Separating knowledge from its intended use can lead to a number of difficulties in KBS design and maintenance (e.g., sometimes control elements are implicitly embedded in the knowledge base). A motivation for designing generic problem solving tasks and task specific architectures is the view that the representation of knowledge should closely follow its intended use, since the form of knowledge is tied to its use, and that there are different architectures for different types of problem solving [Chandrasekaran 1986]. A motivation for domain specific tasks (application tasks) is to make it easier to specify the different ways to do a task and to make it easier for the domain expert(s) to directly participate in the design of the knowledge base.
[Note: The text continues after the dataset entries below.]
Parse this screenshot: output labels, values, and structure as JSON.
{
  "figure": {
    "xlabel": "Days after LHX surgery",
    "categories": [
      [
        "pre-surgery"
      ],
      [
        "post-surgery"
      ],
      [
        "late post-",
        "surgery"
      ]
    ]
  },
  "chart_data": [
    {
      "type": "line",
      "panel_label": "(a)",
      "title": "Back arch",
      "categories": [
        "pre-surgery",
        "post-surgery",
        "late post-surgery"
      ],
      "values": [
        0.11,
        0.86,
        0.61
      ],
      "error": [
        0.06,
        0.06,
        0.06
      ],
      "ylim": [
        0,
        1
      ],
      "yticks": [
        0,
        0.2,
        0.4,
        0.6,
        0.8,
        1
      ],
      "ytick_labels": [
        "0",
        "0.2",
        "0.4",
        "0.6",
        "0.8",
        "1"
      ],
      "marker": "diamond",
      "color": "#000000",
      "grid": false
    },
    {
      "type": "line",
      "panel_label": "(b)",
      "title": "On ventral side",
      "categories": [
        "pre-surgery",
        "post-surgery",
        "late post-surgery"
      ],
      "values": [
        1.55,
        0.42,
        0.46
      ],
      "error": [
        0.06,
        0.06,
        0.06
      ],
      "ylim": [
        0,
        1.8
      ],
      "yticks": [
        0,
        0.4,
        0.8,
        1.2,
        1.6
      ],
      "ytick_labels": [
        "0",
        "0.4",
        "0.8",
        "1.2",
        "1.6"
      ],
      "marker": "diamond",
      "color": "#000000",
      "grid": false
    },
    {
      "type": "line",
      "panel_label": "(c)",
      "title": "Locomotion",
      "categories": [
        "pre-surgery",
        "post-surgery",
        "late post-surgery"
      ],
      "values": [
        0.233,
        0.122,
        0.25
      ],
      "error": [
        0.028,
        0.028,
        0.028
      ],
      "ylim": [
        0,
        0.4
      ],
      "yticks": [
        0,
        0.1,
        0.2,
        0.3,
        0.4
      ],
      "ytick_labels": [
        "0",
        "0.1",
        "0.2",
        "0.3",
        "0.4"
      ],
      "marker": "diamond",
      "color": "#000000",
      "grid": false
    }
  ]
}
The KADS methodology makes use of a generic task library. However, the difficulty in using this library is that it is incomplete. A generic task set that is considered complete from a systems engineering perspective is the QUIC task classification [Leitch & Gallanti 1992]. The QUIC project identifies five primitive tasks:

  1. interpretation – transformation of observations into the adopted state representation;
  2. prediction – generation of future states from the known or assumed current state;
  3. identification – determination of unknown past states from known or assumed current states;
  4. decision – derivation of conclusions from the assumed or augmented state; and.
  5. execution – transformation of conclusions into actions that are carried out.
Task Decomposition

Figure 2- 1 QUIC Generic Task Classification [Leitch & Gallanti 1992]

The MOBAT specification framework has adopted the QUIC task decomposition for decomposing training objectives. This defines the tasks a trainee is expected to learn. Task decomposition is described further with application experiments in the following chapters.